For the free cash flow calculation, I have taken net income as the starting point. All of these net income figures represent projected net income based on above mentioned assumptions. To reach free cash flows, I have made adjustments regarding, depreciation, amortization and other non-cash items such as gains/losses on equipment sales and taxes. Furthermore, investment in fixed and working capital has also been taken into account. Non-cash items include depreciations and amortization along with stock-based compensation - these items are added back to net income.
However, investment in fixed capital and working capital has been deducted from the net income to reach the free cash flows. At the moment, investment in fixed capital is about 22.65% of net revenue, which I have kept constant for the next two years. Intel has been spending heavily on capital expenditures and the guideline for the current year is $12 billion. However, in the following years, investment in capital has been decreased and finally it settles at 15% of net revenues. In addition, investment in working capital is assumed to be at 7% of incremental sales, and it remains constant for the whole of the valuation period.
Free cash flows beyond 2022 have been projected at a constant growth rate of 3% and discounted at the discount rate of 10% (adjusted for growth rate) to calculate terminal-year free cash flows. After calculating free cash flows for each year, I have discounted those free cash flows at 10% to reach the present value, and added them to achieve about $192 billion in discounted free cash flows. According to my free cash flow model, Intel should be trading at around $37 per share. At the moment, the stock is trading at around $22 per share.
Companies spend cash to maintain/boost growth in the future. As a result, sometimes investors have to be patient to enjoy benefits of the short-term sacrifice. Intel is investing substantially in its future, which I believe will pay handsomely. In the meantime, investors can enjoy its healthy dividend yield of over 4%. In my opinion, Intel is an investment for the long term, and investors should be patient with the company and give it time to implement its strategies.

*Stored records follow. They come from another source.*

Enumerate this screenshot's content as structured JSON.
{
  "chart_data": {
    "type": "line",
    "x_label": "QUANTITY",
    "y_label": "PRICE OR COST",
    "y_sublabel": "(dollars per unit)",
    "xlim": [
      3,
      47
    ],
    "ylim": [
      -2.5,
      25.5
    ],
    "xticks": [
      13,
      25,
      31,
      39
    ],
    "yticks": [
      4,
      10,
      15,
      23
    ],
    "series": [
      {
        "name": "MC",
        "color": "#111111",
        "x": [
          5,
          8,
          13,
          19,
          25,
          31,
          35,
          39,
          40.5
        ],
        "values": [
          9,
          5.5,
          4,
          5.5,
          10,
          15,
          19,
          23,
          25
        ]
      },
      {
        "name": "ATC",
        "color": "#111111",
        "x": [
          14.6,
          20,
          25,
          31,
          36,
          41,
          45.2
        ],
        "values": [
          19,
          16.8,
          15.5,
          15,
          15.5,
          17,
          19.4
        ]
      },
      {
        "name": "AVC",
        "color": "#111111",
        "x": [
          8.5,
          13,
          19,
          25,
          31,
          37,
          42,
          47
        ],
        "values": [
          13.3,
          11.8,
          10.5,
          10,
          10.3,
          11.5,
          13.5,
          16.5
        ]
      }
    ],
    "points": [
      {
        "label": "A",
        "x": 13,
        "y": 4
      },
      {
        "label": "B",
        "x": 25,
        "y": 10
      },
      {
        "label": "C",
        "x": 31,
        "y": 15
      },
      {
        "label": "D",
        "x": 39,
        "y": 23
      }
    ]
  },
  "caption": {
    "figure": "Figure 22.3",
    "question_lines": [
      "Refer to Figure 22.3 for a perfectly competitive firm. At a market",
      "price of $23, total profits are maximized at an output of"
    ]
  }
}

My valuation model shows that there is about 70% upside potential - Intel might take some time to reach that valuation; however, I remain confident that the company can reach $37 per share.
Disclosure: I have no positions in any stocks mentioned, and no plans to initiate any positions within the next 72 hours. I wrote this article myself, and it expresses my own opinions. I am not receiving compensation for it (other than from Seeking Alpha). I have no business relationship with any company whose stock is mentioned in this article.